We delivered a proposal on July 21 that included market-competitive rates. WakeMed then spent the next three months only engaging in limited discussions and refused to provide a comprehensive proposal.

WakeMed finally sent us its first complete proposal on Oct. 30, only two weeks before the contract is set to expire on Nov. 15.

This behavior is nothing new for WakeMed, which repeatedly puts its patients in the middle of public disputes

WakeMed is employing the same playbook tactic that it deployed during our last negotiation in 2022 and with three other large health plans over the past two years:

The pattern is clear, and there is one common denominator – WakeMed. It is evident by the health system’s past behavior that it is not focused on what’s best for North Carolina businesses or their employees.

Instead, WakeMed continues to deploy a playbook that includes delaying negotiation efforts while using its patients as leverage, presumably in an effort to obtain exactly what the health system wants. 

WakeMed’s allegations around denials are not true

These false claims are nothing more than a distraction from our goal of reaching an agreement that is affordable for consumers and employers.

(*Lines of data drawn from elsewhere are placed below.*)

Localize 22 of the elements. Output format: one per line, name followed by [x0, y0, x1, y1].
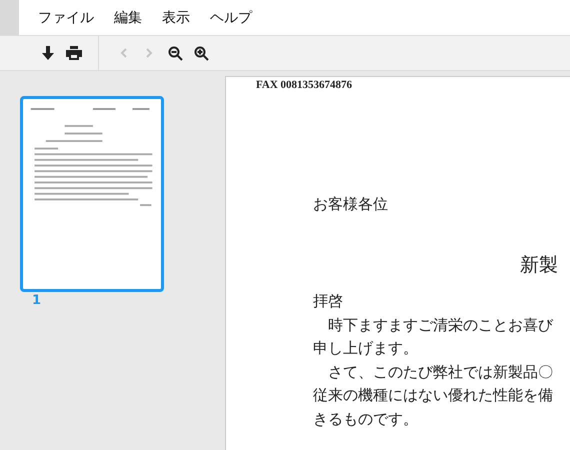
- zoom-out-icon: [168, 46, 182, 60]
- page-thumbnail[interactable]: [20, 96, 164, 292]
- fax-header: FAX 0081353674876: [256, 79, 354, 91]
- document-title: 新製: [520, 253, 559, 278]
- body-text-line: 従来の機種にはない優れた性能を備: [313, 385, 554, 406]
- body-text-line: 申し上げます。: [313, 338, 419, 359]
- addressee: お客様各位: [313, 195, 389, 214]
- body-text-line: 拝啓: [313, 291, 344, 312]
- zoom-in-icon: [194, 46, 208, 60]
- menu-item[interactable]: ファイル: [38, 8, 94, 26]
- menu-item[interactable]: 編集: [114, 8, 142, 26]
- page-number: 1: [32, 293, 42, 308]
- menu-item[interactable]: 表示: [162, 8, 190, 26]
- body-text-line: きるものです。: [313, 408, 419, 430]
- print-icon: [66, 46, 82, 60]
- download-icon: [42, 46, 54, 60]
- print-button[interactable]: [64, 43, 84, 63]
- chevron-left-icon: [120, 48, 126, 58]
- chevron-right-icon: [146, 48, 152, 58]
- menu-item[interactable]: ヘルプ: [210, 8, 252, 26]
- body-text-line: 時下ますますご清栄のことお喜び: [327, 314, 554, 336]
- body-text-line: さて、このたび弊社では新製品〇: [327, 362, 554, 382]
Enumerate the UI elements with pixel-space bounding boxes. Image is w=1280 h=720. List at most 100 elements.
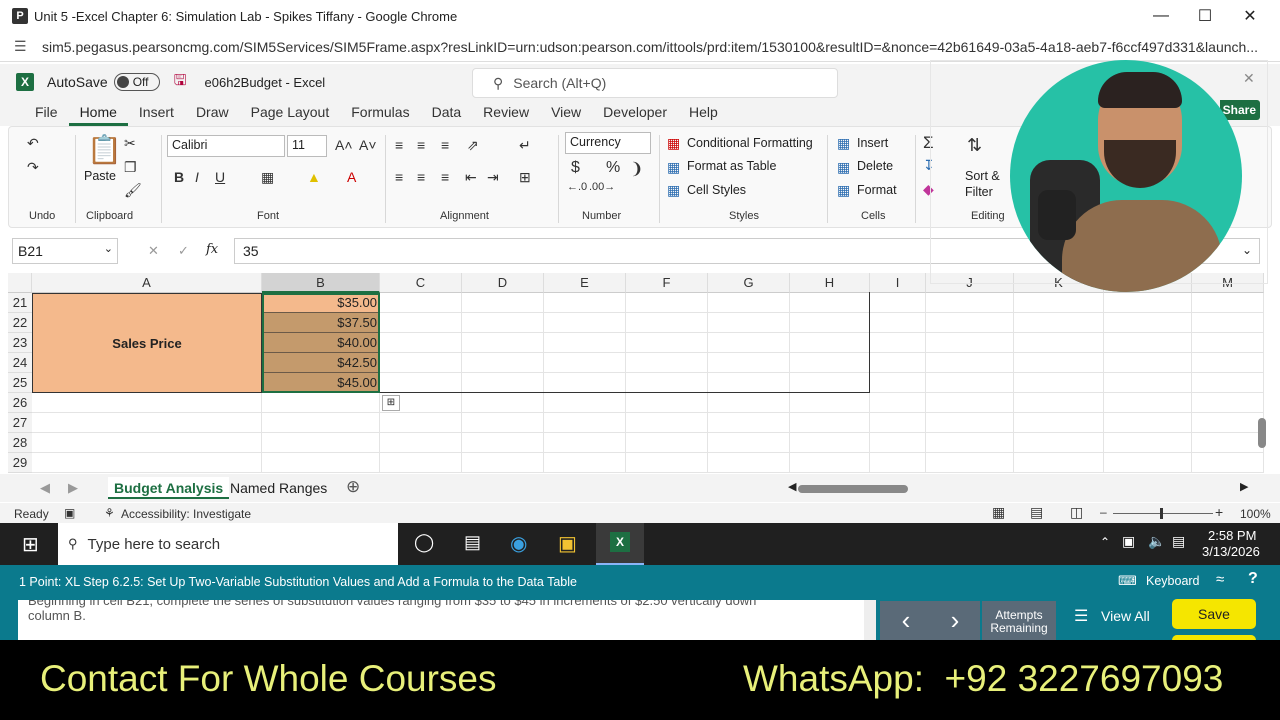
- top-align-icon[interactable]: ≡: [395, 137, 403, 153]
- zoom-in-icon[interactable]: +: [1215, 504, 1223, 520]
- cell-i28[interactable]: [870, 433, 926, 453]
- vertical-scrollbar[interactable]: [1258, 418, 1266, 448]
- sales-price-merged-cell[interactable]: Sales Price: [32, 293, 262, 393]
- zoom-slider[interactable]: [1113, 513, 1213, 514]
- page-break-view-icon[interactable]: ◫: [1070, 504, 1083, 521]
- bottom-align-icon[interactable]: ≡: [441, 137, 449, 153]
- maximize-button[interactable]: ☐: [1182, 0, 1228, 32]
- cell-e23[interactable]: [544, 333, 626, 353]
- cell-d25[interactable]: [462, 373, 544, 393]
- cell-m28[interactable]: [1192, 433, 1264, 453]
- insert-cells-button[interactable]: Insert: [857, 136, 888, 150]
- select-all-corner[interactable]: [8, 273, 32, 293]
- cell-d26[interactable]: [462, 393, 544, 413]
- cell-f23[interactable]: [626, 333, 708, 353]
- cell-g21[interactable]: [708, 293, 790, 313]
- cell-l23[interactable]: [1104, 333, 1192, 353]
- cell-a28[interactable]: [32, 433, 262, 453]
- column-header-i[interactable]: I: [870, 273, 926, 293]
- tab-help[interactable]: Help: [678, 100, 729, 126]
- font-name-dropdown[interactable]: Calibri: [167, 135, 285, 157]
- cell-d23[interactable]: [462, 333, 544, 353]
- cell-c22[interactable]: [380, 313, 462, 333]
- cell-c29[interactable]: [380, 453, 462, 473]
- save-icon[interactable]: 🖫: [174, 70, 187, 95]
- cell-l25[interactable]: [1104, 373, 1192, 393]
- column-header-d[interactable]: D: [462, 273, 544, 293]
- previous-button[interactable]: ‹: [880, 601, 932, 641]
- scroll-right-icon[interactable]: ▶: [1240, 480, 1248, 493]
- task-view-icon[interactable]: ▤: [464, 532, 481, 553]
- decrease-indent-icon[interactable]: ⇤: [465, 169, 477, 186]
- next-sheet-icon[interactable]: ▶: [68, 480, 78, 496]
- format-as-table-button[interactable]: Format as Table: [687, 159, 776, 173]
- cell-c28[interactable]: [380, 433, 462, 453]
- cell-f27[interactable]: [626, 413, 708, 433]
- paste-button[interactable]: Paste: [84, 169, 116, 183]
- keyboard-icon[interactable]: ⌨: [1118, 573, 1137, 589]
- cell-e28[interactable]: [544, 433, 626, 453]
- copy-icon[interactable]: ❐: [124, 159, 137, 176]
- cell-m26[interactable]: [1192, 393, 1264, 413]
- name-box[interactable]: B21 ⌄: [12, 238, 118, 264]
- tab-insert[interactable]: Insert: [128, 100, 185, 126]
- horizontal-scrollbar[interactable]: [798, 485, 908, 493]
- cell-d22[interactable]: [462, 313, 544, 333]
- increase-font-icon[interactable]: A˄: [335, 137, 353, 153]
- cell-d21[interactable]: [462, 293, 544, 313]
- cell-f25[interactable]: [626, 373, 708, 393]
- network-icon[interactable]: ▣: [1122, 533, 1135, 550]
- cell-c27[interactable]: [380, 413, 462, 433]
- tab-home[interactable]: Home: [68, 100, 128, 126]
- tab-developer[interactable]: Developer: [592, 100, 678, 126]
- cell-g27[interactable]: [708, 413, 790, 433]
- cell-l24[interactable]: [1104, 353, 1192, 373]
- wrap-text-icon[interactable]: ↵: [519, 137, 531, 154]
- cell-j26[interactable]: [926, 393, 1014, 413]
- edge-icon[interactable]: ◉: [510, 531, 527, 556]
- align-center-icon[interactable]: ≡: [417, 169, 425, 185]
- column-header-a[interactable]: A: [32, 273, 262, 293]
- undo-icon[interactable]: ↶: [27, 135, 39, 152]
- cancel-icon[interactable]: ✕: [148, 243, 159, 259]
- cell-b29[interactable]: [262, 453, 380, 473]
- url-text[interactable]: sim5.pegasus.pearsoncmg.com/SIM5Services…: [42, 39, 1257, 55]
- insert-function-icon[interactable]: fx: [206, 242, 218, 257]
- column-header-h[interactable]: H: [790, 273, 870, 293]
- normal-view-icon[interactable]: ▦: [992, 504, 1005, 521]
- cell-l21[interactable]: [1104, 293, 1192, 313]
- cell-l26[interactable]: [1104, 393, 1192, 413]
- merge-center-icon[interactable]: ⊞: [519, 169, 531, 186]
- cell-i21[interactable]: [870, 293, 926, 313]
- cell-f29[interactable]: [626, 453, 708, 473]
- column-header-e[interactable]: E: [544, 273, 626, 293]
- column-header-g[interactable]: G: [708, 273, 790, 293]
- row-header-28[interactable]: 28: [8, 433, 32, 453]
- cell-i22[interactable]: [870, 313, 926, 333]
- cell-f28[interactable]: [626, 433, 708, 453]
- cell-b24[interactable]: $42.50: [262, 353, 380, 373]
- cell-b26[interactable]: [262, 393, 380, 413]
- tab-file[interactable]: File: [24, 100, 69, 126]
- cell-j21[interactable]: [926, 293, 1014, 313]
- cell-i26[interactable]: [870, 393, 926, 413]
- underline-icon[interactable]: U: [215, 169, 225, 185]
- cell-i23[interactable]: [870, 333, 926, 353]
- cell-b22[interactable]: $37.50: [262, 313, 380, 333]
- cell-h29[interactable]: [790, 453, 870, 473]
- cell-l27[interactable]: [1104, 413, 1192, 433]
- worksheet-grid[interactable]: ABCDEFGHIJKLM21$35.0022$37.5023$40.0024$…: [8, 273, 1272, 473]
- taskbar-time[interactable]: 2:58 PM: [1208, 528, 1256, 543]
- row-header-24[interactable]: 24: [8, 353, 32, 373]
- middle-align-icon[interactable]: ≡: [417, 137, 425, 153]
- cell-i24[interactable]: [870, 353, 926, 373]
- cell-j24[interactable]: [926, 353, 1014, 373]
- cell-l29[interactable]: [1104, 453, 1192, 473]
- cell-e26[interactable]: [544, 393, 626, 413]
- cell-h27[interactable]: [790, 413, 870, 433]
- cell-g23[interactable]: [708, 333, 790, 353]
- minimize-button[interactable]: —: [1138, 0, 1184, 32]
- column-header-f[interactable]: F: [626, 273, 708, 293]
- add-sheet-icon[interactable]: ⊕: [346, 477, 360, 497]
- cell-h22[interactable]: [790, 313, 870, 333]
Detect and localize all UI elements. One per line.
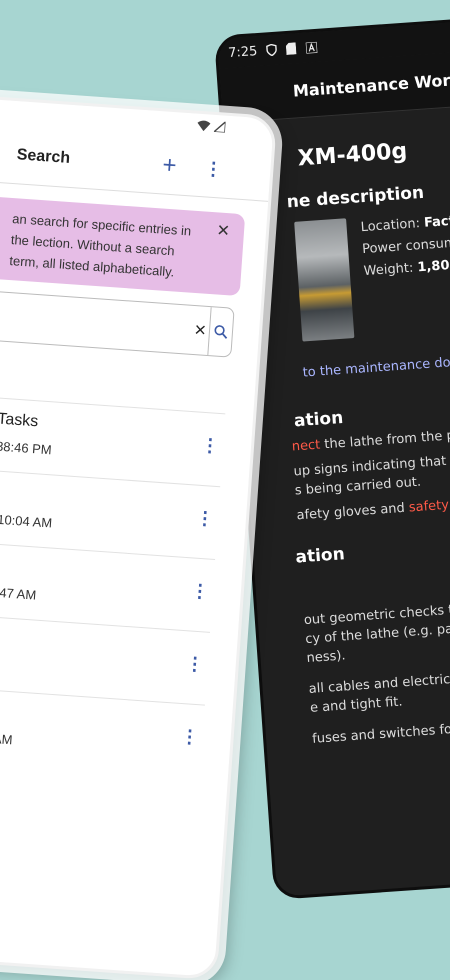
search-bar: × [0,286,235,358]
preparation-heading: ation [293,407,344,432]
list-item-date: 4 2:38:46 PM [0,437,53,458]
shield-icon [265,43,278,57]
item-more-icon[interactable]: ⋮ [180,726,199,748]
inspection-step-1-line-3: ness). [306,648,347,667]
list-item[interactable]: ve Tasks 4 2:38:46 PM ⋮ [0,391,226,487]
machine-info: Location: Factory H Power consumption We… [360,208,450,337]
item-more-icon[interactable]: ⋮ [195,508,214,530]
preparation-step-1-text: the lathe from the power sup [323,424,450,453]
inspection-heading: ation [294,544,346,568]
detail-header-title: Maintenance Work [292,69,450,101]
location-value: Factory H [423,211,450,231]
search-icon [214,325,228,339]
inspection-step-3: fuses and switches fo [311,722,450,747]
weight-value: 1,800 kg [416,256,450,276]
item-more-icon[interactable]: ⋮ [190,580,209,602]
list-item-date: :10:56 AM [0,728,14,748]
font-icon [305,41,318,54]
inspection-step-1: out geometric checks to verify thecy of … [303,593,450,668]
search-input[interactable] [0,287,193,355]
item-more-icon[interactable]: ⋮ [200,435,219,457]
sd-card-icon [285,42,298,55]
inspection-step-2: all cables and electrical connections fo… [308,662,450,718]
list-item-title: ve Tasks [0,409,39,431]
machine-image[interactable] [294,218,355,342]
page-title: Search [16,146,71,167]
status-time: 7:25 [227,43,258,61]
wifi-icon [197,120,211,135]
preparation-step-3-text: afety gloves and [296,500,410,524]
add-button[interactable]: + [161,151,178,180]
inspection-step-2-line-2: e and tight fit. [309,694,404,716]
more-options-icon[interactable]: ⋮ [204,158,223,180]
disconnect-highlight: nect [291,437,321,455]
clear-search-icon[interactable]: × [190,318,210,342]
machine-title: XM-400g [296,138,409,172]
list-item-date: 4 11:10:04 AM [0,510,53,531]
description-heading: ne description [286,182,425,213]
search-phone: Search + ⋮ an search for specific entrie… [0,92,278,980]
results-list: ve Tasks 4 2:38:46 PM ⋮ st 4 11:10:04 AM… [0,391,253,779]
maintenance-docs-link[interactable]: to the maintenance documents f [302,349,450,381]
signal-icon [212,120,227,136]
list-item-date: 11:15:47 AM [0,582,37,603]
info-banner-text: an search for specific entries in the le… [8,211,192,280]
item-more-icon[interactable]: ⋮ [185,653,204,675]
weight-label: Weight: [363,260,414,280]
search-button[interactable] [207,307,234,357]
location-label: Location: [360,216,421,236]
close-icon[interactable]: ✕ [216,220,231,242]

In fact, WakeMed’s experience is consistent with claims approvals data we've reported publicly: Get the facts: How many claims are denied?.

At UnitedHealthcare, we approve and pay 90% of claims shortly after they’re submitted. The remaining 10% go through an additional review process.

We verify the patient is a UnitedHealthcare member, check for duplicate claims, confirm that the physician has submitted the necessary clinical documentation, ensure the service is a covered benefit, and assess whether the service aligns with the most up-to-date, evidence-based clinical guidelines.

After this additional review process is completed, UnitedHealthcare’s claims approval rate stands at 98% for claims for eligible members, when submitted in a timely manner with complete information, and after duplicate claims are removed.

The majority of WakeMed’s claims that are not approved are duplicate submissions, where the provider submitted the same claim more than once, claims missing required information, and claims where the patient isn’t even a UnitedHealthcare member.

These false accusations are yet another common playbook tactic by WakeMed. The health system has made similar allegations against other large payers in North Carolina regarding claims denials over the past two years.

The fact is that a vast majority of WakeMed’s claims were approved and paid timely. Out of those that were not approved, the majority were preventable and would have otherwise been approved if not for an issue in WakeMed’s internal processes.

We continue to offer to assist and collaborate with WakeMed in helping them improve its administrative processes.

WakeMed has demonstrated a pattern of making false, inflammatory accusations

WakeMed has falsely stated that our rates have not kept up with the rising costs of healthcare. WakeMed has received meaningful rate increases annually over the past several years.

Based on WakeMed’s own self-reporting in 2024, its hospital margin on UnitedHealthcare commercial plans was 47%, which means that we are currently paying WakeMed nearly double their costs. Yet WakeMed is still demanding additional rate increases of nearly 40%.